For the next few blocks, the silence between them was unbroken. Sally nodded to an occasional acquaintance, and Bobby, without lifting his eyes from the ground, seconded her salute with the mechanical raising of his hat which good breeding demands. Few conventions are more exasperatingly impersonal than the bow and smile of the average social being.

"But I love Beatrix," Sally said inconsequently, after an interval.

"I, too."

For the moment, both voices had lost their customary tone of light banter. Bobby broke the next pause.
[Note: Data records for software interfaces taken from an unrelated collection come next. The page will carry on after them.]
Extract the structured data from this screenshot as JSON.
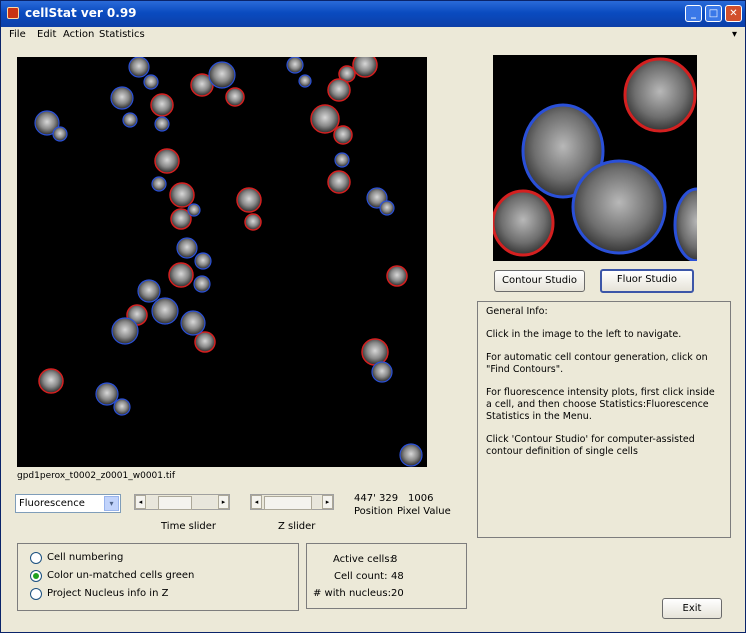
{
  "window": {
    "title": "cellStat ver 0.99",
    "minimize": "_",
    "maximize": "□",
    "close": "✕"
  },
  "menu": {
    "items": [
      "File",
      "Edit",
      "Action",
      "Statistics"
    ],
    "overflow_arrow": "▾"
  },
  "main_image": {
    "filename": "gpd1perox_t0002_z0001_w0001.tif"
  },
  "controls": {
    "channel_select": {
      "selected": "Fluorescence",
      "arrow": "▾"
    },
    "time_slider_label": "Time slider",
    "z_slider_label": "Z slider",
    "slider_left": "◂",
    "slider_right": "▸",
    "time_slider_value": 0.3,
    "z_slider_value": 0.12,
    "position_value": "447' 329",
    "position_label": "Position",
    "pixel_value": "1006",
    "pixel_label": "Pixel Value"
  },
  "buttons": {
    "contour_studio": "Contour Studio",
    "fluor_studio": "Fluor Studio",
    "exit": "Exit"
  },
  "info": {
    "heading": "General Info:",
    "lines": [
      "Click in the image to the left to navigate.",
      "For automatic cell contour generation, click on \"Find Contours\".",
      "For fluorescence intensity plots, first click inside a cell, and then choose Statistics:Fluorescence Statistics in the Menu.",
      "Click 'Contour Studio' for computer-assisted contour definition of single cells"
    ]
  },
  "options": {
    "radios": [
      {
        "label": "Cell numbering",
        "checked": false
      },
      {
        "label": "Color un-matched cells green",
        "checked": true
      },
      {
        "label": "Project Nucleus info in Z",
        "checked": false
      }
    ]
  },
  "stats": {
    "active_label": "Active cells:",
    "active_value": "8",
    "count_label": "Cell count:",
    "count_value": "48",
    "nucleus_label": "# with nucleus:",
    "nucleus_value": "20"
  },
  "colors": {
    "contour_red": "#d42020",
    "contour_blue": "#2a50d8",
    "titlebar": "#0a4bc0"
  }
}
"Couldn't you say something, Sally?"

"I wish I could; but it is no use. Beatrix hasn't the least respect for my opinion. She thinks I am only a child, and, moreover, once upon a time, I urged her to marry Mr. Lorimer. Of course, that was before any of this came out about him; but I hate to go into details with her, and, if I don't she will think it's nothing but a whim."

"What do you care what she thinks?"

Sally shifted her eyes from the apartment houses on Eighth Avenue to Bobby's face.

"Bobby, I am afraid of Beatrix," she confessed. "She is built on a larger frame than I am, and we both of us are quite aware of the fact."